T'reka’s job was to find new things on their new home that might advance the status of Numidid medical science during their long wait to catch up with the rest of the galaxy. Thus, she recorded everything.

If she hadn’t been indoctrinated in the dangerous philosophies of science, it might have ended differently.

But it began with an unfamiliar voice and an unfamiliar language. And a human hand petting her arm-feathers.

Pretty birdie.”

T'reka froze. She’d been so involved with the local insects and trying to capture them that she hadn’t noticed the larger wildlife until it was literally on top of her.

Carefully. Slowly. Observer, analyze, record. For posterity.

This human had not attacked, yet. Therefore, it might not. This may yet be a breakthrough for science.
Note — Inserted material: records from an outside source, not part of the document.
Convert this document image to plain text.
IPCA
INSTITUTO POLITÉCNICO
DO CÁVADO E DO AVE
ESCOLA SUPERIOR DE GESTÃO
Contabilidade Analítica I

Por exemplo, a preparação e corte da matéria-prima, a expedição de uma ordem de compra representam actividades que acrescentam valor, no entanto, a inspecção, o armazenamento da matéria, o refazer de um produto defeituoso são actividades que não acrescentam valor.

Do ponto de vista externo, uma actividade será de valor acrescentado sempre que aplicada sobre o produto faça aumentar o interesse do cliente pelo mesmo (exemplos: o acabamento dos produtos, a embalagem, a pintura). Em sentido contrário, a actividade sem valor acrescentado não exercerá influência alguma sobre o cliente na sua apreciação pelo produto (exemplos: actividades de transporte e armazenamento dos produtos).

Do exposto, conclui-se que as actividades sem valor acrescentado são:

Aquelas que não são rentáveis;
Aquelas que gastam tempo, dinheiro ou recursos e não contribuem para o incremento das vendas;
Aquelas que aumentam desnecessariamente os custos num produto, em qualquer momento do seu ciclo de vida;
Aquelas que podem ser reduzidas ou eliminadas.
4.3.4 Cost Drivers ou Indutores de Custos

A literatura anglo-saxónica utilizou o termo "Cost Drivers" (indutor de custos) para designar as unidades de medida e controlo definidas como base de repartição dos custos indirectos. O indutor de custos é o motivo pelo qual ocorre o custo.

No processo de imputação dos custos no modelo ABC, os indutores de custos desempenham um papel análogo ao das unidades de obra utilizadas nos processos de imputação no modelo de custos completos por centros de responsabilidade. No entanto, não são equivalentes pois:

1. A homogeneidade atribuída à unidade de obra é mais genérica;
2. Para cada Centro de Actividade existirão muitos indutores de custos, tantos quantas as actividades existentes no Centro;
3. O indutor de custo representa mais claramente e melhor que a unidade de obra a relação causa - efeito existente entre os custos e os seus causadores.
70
And since she was a scientist, she was already doomed for an early death.

This human was not almost two Distance Units tall. It barely made it to one Distance Unit. It wore clothes, according to the transmission files, but no shoes or hat. It was in the middle of a toxic jungle with only pants and a shirt to protect it from the environment.

And, evidently, fascinated by T'reka’s arm feathers.

Hello, pretty birdie,” said the human.

T'reka turned. Slowly, so as not to alarm the human. “This must be one of the human young,” she said into her vocorder. She kept her voice low, almost inaudible. “It indicates that there may be humans nearby.” T'reka set her audio pickup to maximum.

Humans used sound waves to communicate. If she was lucky, the computers could filter out some of their language. It wouldn’t be enough to create translations, but any knowledge was more. More knowledge was always worth the sacrifice.

The human turned away, listening to something T'reka couldn’t hear, and vanished into the undergrowth with a loud, “COMING MOM!

T'reka crept along on the same vector.

Yes! There was a colony. Humans, building structures. Humans, digging in the soil. Humans doing things that looked like things that her own people were doing on a much safer continent.

And none of them were attacking each other.

“Fascinating,” she whispered. “Co-operative effort for the group. No hostile moves.”

One human did the attack posture to another. The other returned the gesture. No battle ensued.

“We may have been wrong about their hostility levels…” Even this brief observation told her that the source material was wrong on very many levels. It told her that humans did not do all of the things, or even a scant few of the things in the warning files, all the time.

Many humans she observed were not doing anything inherently hazardous.

“I will observe them from concealment,” she decided. “This warrants further study.”